Most of the vehicles covered by the notices did not have open recalls for defects, the FTC said. The notices were an attempt to lure customers to the group's dealerships for repairs and increase business for their service departments, it added. When automakers issue recalls, repairs are free.
Court orders settling the charges bar the defendants from such conduct in the future.
Andrew Smith, director of the FTC's Bureau of Consumer Protection, said that "deceptive fake recall notices may not only trick consumers into visiting a dealership, but also may cause them to ignore legitimate recall notices in the future, risking their safety."

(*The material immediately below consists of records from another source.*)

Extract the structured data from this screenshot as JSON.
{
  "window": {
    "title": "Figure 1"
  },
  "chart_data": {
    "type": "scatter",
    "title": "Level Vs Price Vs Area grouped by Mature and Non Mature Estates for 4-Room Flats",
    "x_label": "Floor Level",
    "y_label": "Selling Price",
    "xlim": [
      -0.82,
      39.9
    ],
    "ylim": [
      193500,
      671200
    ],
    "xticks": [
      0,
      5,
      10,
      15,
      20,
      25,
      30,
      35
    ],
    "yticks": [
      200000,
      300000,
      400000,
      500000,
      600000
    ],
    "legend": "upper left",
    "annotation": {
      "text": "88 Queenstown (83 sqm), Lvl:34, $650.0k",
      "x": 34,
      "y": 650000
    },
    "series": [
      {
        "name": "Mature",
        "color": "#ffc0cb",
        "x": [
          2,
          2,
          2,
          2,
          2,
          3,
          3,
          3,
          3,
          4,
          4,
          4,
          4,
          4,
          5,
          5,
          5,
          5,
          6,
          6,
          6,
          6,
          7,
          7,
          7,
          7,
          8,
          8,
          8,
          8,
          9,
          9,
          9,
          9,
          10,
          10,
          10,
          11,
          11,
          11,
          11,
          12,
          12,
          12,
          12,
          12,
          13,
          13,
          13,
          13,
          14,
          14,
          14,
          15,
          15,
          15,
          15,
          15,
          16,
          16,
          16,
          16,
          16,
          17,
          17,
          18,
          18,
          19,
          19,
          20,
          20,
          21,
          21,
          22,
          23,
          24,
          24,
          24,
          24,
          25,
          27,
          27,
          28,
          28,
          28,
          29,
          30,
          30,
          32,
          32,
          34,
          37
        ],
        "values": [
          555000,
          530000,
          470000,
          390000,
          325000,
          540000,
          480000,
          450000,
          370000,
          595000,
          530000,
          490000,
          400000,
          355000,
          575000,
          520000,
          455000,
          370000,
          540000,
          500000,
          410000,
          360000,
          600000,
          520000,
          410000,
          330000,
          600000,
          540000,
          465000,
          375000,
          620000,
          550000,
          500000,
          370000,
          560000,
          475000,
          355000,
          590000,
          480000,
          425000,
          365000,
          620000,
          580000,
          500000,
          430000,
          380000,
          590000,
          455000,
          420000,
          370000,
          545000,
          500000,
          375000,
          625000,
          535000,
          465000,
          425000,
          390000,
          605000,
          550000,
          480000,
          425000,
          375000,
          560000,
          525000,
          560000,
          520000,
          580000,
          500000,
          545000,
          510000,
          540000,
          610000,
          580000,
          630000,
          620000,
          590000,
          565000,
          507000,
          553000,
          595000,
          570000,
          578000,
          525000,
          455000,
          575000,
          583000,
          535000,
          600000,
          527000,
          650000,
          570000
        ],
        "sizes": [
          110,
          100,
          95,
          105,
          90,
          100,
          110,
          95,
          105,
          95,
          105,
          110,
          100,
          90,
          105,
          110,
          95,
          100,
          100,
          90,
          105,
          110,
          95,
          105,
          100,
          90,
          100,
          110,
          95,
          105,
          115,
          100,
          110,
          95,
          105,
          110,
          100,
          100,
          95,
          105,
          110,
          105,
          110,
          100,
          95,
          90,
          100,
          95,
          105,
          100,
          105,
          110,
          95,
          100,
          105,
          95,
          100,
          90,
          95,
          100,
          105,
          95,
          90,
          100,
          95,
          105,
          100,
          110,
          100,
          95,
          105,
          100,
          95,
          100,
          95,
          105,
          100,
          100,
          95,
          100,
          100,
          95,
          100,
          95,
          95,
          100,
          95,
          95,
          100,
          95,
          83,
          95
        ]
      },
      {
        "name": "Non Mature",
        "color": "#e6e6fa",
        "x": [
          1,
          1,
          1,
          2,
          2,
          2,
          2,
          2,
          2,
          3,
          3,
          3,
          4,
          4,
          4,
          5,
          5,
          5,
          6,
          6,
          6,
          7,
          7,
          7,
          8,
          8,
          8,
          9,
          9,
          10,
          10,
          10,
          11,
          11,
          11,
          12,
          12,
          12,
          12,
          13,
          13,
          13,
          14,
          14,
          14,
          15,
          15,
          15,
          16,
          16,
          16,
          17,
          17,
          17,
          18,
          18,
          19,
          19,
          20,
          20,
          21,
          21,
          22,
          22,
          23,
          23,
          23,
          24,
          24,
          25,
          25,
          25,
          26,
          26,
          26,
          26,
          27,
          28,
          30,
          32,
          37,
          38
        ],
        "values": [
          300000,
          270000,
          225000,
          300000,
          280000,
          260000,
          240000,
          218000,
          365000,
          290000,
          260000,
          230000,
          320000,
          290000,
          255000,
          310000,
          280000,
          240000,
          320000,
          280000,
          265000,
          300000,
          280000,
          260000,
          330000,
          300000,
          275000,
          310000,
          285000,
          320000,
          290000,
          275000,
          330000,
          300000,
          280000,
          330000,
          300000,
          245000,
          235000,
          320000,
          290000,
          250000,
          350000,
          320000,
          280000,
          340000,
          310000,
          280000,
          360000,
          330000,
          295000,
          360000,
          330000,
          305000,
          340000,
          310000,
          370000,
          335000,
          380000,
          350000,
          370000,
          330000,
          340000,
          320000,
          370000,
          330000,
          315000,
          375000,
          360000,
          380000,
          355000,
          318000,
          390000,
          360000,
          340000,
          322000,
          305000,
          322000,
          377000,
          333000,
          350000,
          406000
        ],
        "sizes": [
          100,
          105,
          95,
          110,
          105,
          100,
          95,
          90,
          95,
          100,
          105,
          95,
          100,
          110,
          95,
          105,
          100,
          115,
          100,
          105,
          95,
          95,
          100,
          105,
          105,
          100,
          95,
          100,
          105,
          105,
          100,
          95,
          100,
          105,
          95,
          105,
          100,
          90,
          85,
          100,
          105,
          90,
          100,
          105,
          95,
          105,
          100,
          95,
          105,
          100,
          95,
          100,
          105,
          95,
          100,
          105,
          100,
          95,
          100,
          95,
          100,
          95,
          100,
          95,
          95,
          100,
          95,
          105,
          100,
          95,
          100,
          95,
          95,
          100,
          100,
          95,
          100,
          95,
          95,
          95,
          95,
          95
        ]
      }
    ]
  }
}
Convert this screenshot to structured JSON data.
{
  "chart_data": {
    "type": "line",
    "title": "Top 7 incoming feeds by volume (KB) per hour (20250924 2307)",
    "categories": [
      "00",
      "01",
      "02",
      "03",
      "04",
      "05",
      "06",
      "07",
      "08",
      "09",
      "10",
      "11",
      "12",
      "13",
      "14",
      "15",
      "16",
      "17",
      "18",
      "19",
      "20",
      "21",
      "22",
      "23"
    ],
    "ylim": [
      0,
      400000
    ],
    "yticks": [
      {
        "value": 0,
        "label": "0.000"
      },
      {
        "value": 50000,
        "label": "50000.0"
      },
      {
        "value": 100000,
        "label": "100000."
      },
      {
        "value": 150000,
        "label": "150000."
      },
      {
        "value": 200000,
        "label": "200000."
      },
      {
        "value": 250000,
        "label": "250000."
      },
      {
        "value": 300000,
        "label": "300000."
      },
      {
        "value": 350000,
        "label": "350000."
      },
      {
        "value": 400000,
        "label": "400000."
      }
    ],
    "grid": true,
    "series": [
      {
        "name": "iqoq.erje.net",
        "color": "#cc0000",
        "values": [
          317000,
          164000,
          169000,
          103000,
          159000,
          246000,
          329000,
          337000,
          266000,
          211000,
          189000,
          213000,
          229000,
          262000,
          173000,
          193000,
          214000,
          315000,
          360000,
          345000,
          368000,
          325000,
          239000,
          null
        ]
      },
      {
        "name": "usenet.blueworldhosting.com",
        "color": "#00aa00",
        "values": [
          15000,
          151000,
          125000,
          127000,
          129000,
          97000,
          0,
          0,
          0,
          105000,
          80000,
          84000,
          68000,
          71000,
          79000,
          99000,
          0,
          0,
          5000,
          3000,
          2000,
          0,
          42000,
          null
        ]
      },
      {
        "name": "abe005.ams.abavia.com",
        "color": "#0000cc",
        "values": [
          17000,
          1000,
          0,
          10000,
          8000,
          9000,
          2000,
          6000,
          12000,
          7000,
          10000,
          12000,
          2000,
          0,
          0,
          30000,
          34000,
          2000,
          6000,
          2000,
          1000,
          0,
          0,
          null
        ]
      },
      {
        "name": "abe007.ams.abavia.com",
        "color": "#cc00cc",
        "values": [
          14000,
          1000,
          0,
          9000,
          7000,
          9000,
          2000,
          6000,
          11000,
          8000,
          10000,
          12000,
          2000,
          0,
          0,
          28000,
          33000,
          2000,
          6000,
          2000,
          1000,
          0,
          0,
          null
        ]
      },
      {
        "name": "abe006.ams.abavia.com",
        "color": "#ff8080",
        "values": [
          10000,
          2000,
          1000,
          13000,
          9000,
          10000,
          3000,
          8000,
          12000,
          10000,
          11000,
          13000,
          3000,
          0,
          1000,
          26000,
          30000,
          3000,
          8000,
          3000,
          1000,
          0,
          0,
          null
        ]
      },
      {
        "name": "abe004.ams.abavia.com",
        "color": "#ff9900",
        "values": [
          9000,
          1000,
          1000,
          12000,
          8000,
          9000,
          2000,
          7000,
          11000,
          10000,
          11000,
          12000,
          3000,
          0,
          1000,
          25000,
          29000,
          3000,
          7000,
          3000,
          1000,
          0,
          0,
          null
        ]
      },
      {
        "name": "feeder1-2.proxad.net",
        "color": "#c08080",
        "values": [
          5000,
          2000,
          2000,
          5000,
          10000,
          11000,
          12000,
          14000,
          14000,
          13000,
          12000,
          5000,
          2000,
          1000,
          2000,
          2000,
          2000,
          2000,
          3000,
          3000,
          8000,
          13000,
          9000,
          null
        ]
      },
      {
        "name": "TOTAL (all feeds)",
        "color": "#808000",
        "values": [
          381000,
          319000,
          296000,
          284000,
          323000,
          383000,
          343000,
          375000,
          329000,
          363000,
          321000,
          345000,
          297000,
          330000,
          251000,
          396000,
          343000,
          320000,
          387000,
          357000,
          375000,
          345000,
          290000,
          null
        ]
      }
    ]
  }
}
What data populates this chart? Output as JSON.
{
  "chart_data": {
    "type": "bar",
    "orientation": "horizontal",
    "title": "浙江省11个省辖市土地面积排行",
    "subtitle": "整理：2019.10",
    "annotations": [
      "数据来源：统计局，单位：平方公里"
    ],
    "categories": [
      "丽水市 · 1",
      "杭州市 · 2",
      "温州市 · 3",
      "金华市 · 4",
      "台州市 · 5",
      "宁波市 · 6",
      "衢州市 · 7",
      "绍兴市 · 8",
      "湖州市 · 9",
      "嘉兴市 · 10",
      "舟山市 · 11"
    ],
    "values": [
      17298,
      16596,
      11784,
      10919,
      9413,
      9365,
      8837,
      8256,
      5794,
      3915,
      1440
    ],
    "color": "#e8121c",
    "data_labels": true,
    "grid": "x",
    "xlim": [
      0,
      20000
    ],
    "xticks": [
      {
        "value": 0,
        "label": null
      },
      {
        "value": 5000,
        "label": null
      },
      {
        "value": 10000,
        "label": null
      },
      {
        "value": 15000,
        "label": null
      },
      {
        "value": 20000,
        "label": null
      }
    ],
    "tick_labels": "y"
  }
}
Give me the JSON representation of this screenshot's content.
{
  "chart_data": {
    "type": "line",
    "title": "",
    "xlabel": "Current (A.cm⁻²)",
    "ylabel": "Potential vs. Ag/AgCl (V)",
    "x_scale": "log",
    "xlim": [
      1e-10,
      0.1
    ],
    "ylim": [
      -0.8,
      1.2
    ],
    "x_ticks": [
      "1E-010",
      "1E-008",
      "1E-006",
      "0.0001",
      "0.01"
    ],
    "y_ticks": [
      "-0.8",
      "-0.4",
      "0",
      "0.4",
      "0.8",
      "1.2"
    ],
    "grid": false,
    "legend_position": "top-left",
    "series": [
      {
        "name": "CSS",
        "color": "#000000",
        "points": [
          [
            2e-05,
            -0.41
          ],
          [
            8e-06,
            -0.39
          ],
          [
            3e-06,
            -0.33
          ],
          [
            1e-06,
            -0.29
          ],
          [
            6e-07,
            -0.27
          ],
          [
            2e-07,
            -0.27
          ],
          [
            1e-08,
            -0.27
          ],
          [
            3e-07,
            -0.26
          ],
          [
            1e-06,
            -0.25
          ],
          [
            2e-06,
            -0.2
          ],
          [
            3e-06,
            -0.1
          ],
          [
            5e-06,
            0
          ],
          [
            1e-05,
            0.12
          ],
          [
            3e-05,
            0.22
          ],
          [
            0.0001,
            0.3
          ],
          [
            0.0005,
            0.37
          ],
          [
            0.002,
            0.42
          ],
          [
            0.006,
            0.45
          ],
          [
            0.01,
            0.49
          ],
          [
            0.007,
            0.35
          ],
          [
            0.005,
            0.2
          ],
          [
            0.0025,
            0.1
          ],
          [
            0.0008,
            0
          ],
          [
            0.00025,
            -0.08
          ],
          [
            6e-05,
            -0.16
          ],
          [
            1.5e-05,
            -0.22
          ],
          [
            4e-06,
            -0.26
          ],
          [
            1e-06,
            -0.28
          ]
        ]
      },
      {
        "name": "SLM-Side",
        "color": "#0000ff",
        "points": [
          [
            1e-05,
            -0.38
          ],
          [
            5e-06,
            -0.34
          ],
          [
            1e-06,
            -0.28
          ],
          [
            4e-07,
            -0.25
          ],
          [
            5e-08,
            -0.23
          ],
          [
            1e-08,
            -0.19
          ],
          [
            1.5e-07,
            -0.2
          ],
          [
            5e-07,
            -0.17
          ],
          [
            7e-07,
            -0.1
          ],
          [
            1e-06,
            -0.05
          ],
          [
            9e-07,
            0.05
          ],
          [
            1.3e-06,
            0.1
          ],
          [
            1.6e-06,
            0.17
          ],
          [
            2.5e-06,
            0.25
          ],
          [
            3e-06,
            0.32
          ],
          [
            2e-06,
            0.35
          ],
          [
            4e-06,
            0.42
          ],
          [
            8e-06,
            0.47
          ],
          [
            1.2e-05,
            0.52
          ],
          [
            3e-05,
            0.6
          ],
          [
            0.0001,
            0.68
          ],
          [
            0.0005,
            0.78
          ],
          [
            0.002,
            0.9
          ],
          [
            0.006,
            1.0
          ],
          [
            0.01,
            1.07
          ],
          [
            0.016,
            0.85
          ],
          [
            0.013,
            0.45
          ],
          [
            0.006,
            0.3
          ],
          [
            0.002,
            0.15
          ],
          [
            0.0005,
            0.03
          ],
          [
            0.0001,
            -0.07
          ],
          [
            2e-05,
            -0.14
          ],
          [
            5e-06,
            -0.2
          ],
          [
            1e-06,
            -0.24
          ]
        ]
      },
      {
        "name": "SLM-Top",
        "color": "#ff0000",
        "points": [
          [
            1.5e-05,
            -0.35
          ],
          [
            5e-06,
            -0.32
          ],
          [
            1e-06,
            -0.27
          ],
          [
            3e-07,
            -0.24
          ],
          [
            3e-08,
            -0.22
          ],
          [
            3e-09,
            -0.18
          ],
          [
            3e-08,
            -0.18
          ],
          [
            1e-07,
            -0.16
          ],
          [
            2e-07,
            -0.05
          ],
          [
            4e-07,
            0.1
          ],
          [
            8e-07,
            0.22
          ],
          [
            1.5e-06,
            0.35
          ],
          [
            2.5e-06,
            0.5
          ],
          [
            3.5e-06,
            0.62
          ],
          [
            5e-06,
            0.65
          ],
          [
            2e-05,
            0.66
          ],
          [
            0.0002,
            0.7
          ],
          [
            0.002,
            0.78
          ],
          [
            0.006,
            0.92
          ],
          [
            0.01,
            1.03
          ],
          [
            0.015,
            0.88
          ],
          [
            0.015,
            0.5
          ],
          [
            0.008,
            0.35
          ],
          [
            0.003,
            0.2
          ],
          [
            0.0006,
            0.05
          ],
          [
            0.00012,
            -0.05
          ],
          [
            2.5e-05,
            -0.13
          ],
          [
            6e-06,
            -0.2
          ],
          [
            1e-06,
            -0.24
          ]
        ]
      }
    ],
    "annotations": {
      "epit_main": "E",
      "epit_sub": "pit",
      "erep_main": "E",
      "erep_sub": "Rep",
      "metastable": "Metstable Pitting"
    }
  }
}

The cited dealerships are Passport Toyota, Suitland, Md.; Passport Nissan, Alexandria, Va.; and Passport Nissan of Marlow Heights, in Maryland. Also named is Temecula Equity Group, which does business as OverflowWorks.com. The FTC said OverflowWorks.com designed the fake recall notices and worked with the defendants to send them.
Passport did not admit wrongdoing and said it disagreed with the findings and wording of the FTC's announcement.
The company insisted that "it was not our intention to mislead anyone ... this advertisement actually did allow us to reach many owners and repair many vehicles with open recalls at no cost to the owners."